Dismounting, they dashed into the cabin just as the rain began falling in earnest. Looking around the dingy cabin, Jennifer saw that her supposition had been correct.
Along the walls stood the roughly constructed furnishings that were characteristic of slave quarters—a bed and two chairs. In the corner she saw a dust-covered stringed instrument, similar to the ones that the Greyhaven slaves often played in the evenings. Curious, she brushed away some of the cobwebs and picked it up to examine it.
“It’s called a banjar,” Grey told her, settling into a crudely built chair.
Jennifer plucked experimentally at the strings, but the instrument was far out of tune. Cringing at the discordant notes, she put the banjar back down on the floor and glanced around curiously.

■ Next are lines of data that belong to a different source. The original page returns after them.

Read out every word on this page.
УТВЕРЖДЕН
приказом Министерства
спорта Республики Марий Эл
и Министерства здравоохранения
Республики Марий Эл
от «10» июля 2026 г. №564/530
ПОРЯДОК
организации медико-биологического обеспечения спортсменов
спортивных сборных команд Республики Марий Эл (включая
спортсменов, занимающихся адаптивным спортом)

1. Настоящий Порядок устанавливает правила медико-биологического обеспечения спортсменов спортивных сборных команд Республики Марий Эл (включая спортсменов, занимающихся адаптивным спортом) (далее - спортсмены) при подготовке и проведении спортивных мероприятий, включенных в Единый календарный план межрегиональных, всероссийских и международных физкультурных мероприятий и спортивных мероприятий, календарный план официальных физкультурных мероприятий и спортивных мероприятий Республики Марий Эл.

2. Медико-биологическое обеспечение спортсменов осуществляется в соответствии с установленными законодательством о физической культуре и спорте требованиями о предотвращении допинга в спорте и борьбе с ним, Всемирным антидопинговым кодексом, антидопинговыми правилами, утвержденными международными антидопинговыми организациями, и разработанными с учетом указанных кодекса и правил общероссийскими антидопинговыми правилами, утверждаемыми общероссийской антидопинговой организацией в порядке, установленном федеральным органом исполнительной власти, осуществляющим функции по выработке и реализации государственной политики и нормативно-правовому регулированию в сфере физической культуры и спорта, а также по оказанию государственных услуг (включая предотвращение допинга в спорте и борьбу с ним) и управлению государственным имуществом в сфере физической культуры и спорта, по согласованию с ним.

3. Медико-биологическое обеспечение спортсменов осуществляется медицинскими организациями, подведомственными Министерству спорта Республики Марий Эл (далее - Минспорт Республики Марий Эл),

It was beginning to strike her as peculiar that there was only one bed in the cabin. Slaves did not have the luxury of having chambers to themselves. There must have been many beds lining the walls of this building at one point in time. Someone had removed all but one cot. Walking across the room, she sat on the mattress. It was soft, filled with goose down, just as her bed at Greyhaven was.